Inconsistent Flow Rate
- Cause: Worn-out tubing or incorrect PWM signal.
- Solution: Replace the tubing and check the PWM signal for proper duty cycle.
Excessive Noise
- Cause: Misaligned rollers or tubing.
- Solution: Inspect the pump mechanism and ensure the tubing is properly seated.
Fluid Leakage
- Cause: Damaged or improperly installed tubing.
- Solution: Replace the tubing and ensure it is securely installed.
FAQs
Q: Can the pump handle viscous fluids?
A: Yes, but the flow rate may decrease with higher viscosity fluids. Test and calibrate accordingly.
Q: Is the pump suitable for continuous operation?
A: The pump can operate continuously, but it is recommended to allow periodic rest to prevent overheating and prolong the life of the tubing.

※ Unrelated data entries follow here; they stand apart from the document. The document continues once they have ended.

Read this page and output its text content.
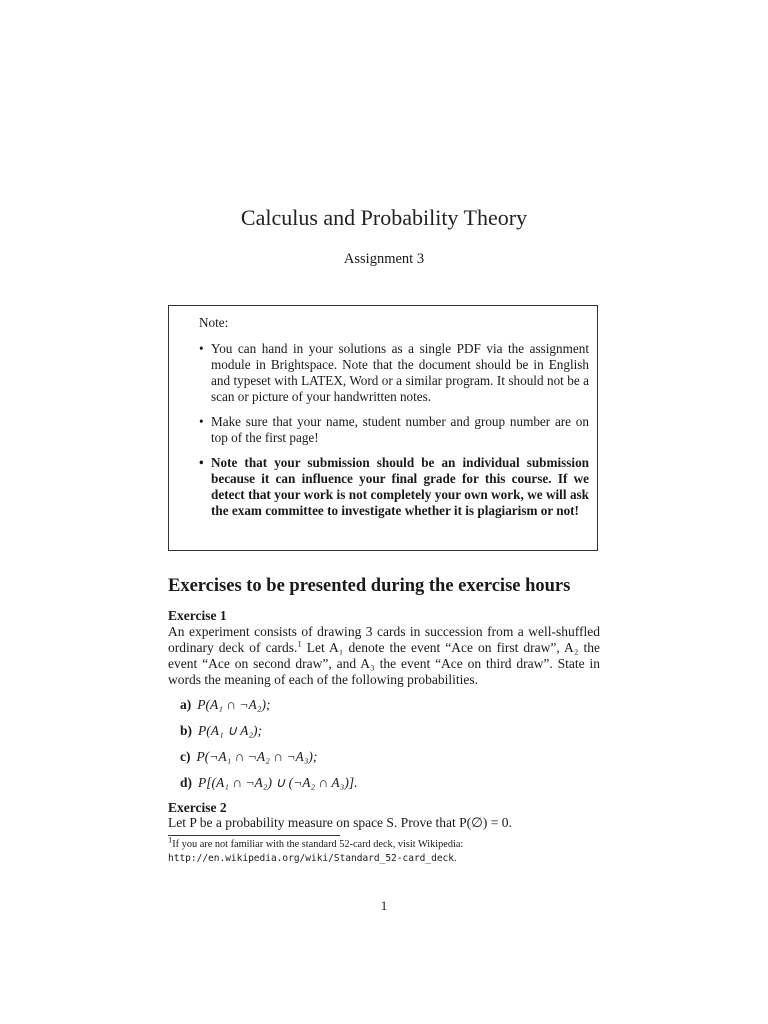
Calculus and Probability Theory
Assignment 3
Note:
• You can hand in your solutions as a single PDF via the assignment module in Brightspace. Note that the document should be in English and typeset with LATEX, Word or a similar program. It should not be a scan or picture of your handwritten notes.
• Make sure that your name, student number and group number are on top of the first page!
• Note that your submission should be an individual submission because it can influence your final grade for this course. If we detect that your work is not completely your own work, we will ask the exam committee to investigate whether it is plagiarism or not!
Exercises to be presented during the exercise hours
Exercise 1
An experiment consists of drawing 3 cards in succession from a well-shuffled ordinary deck of cards.$^1$ Let A₁ denote the event “Ace on first draw”, A₂ the event “Ace on second draw”, and A₃ the event “Ace on third draw”. State in words the meaning of each of the following probabilities.
a) P(A₁ ∩ ¬A₂);
b) P(A₁ ∪ A₂);
c) P(¬A₁ ∩ ¬A₂ ∩ ¬A₃);
d) P[(A₁ ∩ ¬A₂) ∪ (¬A₂ ∩ A₃)].
Exercise 2
Let P be a probability measure on space S. Prove that P(∅) = 0.
$^1$If you are not familiar with the standard 52-card deck, visit Wikipedia: http://en.wikipedia.org/wiki/Standard_52-card_deck.
1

Q: Can I use a 3.3V microcontroller to control the pump?
A: Yes, but you must use a level shifter or transistor to ensure the control signal is compatible with the 5V input requirement.
Q: How do I clean the pump?
A: Remove the tubing and flush it with clean water or an appropriate cleaning solution. Avoid submerging the pump in liquid.
By following this documentation, users can effectively integrate and operate the DFR0523 Digital Peristaltic Pump in their projects.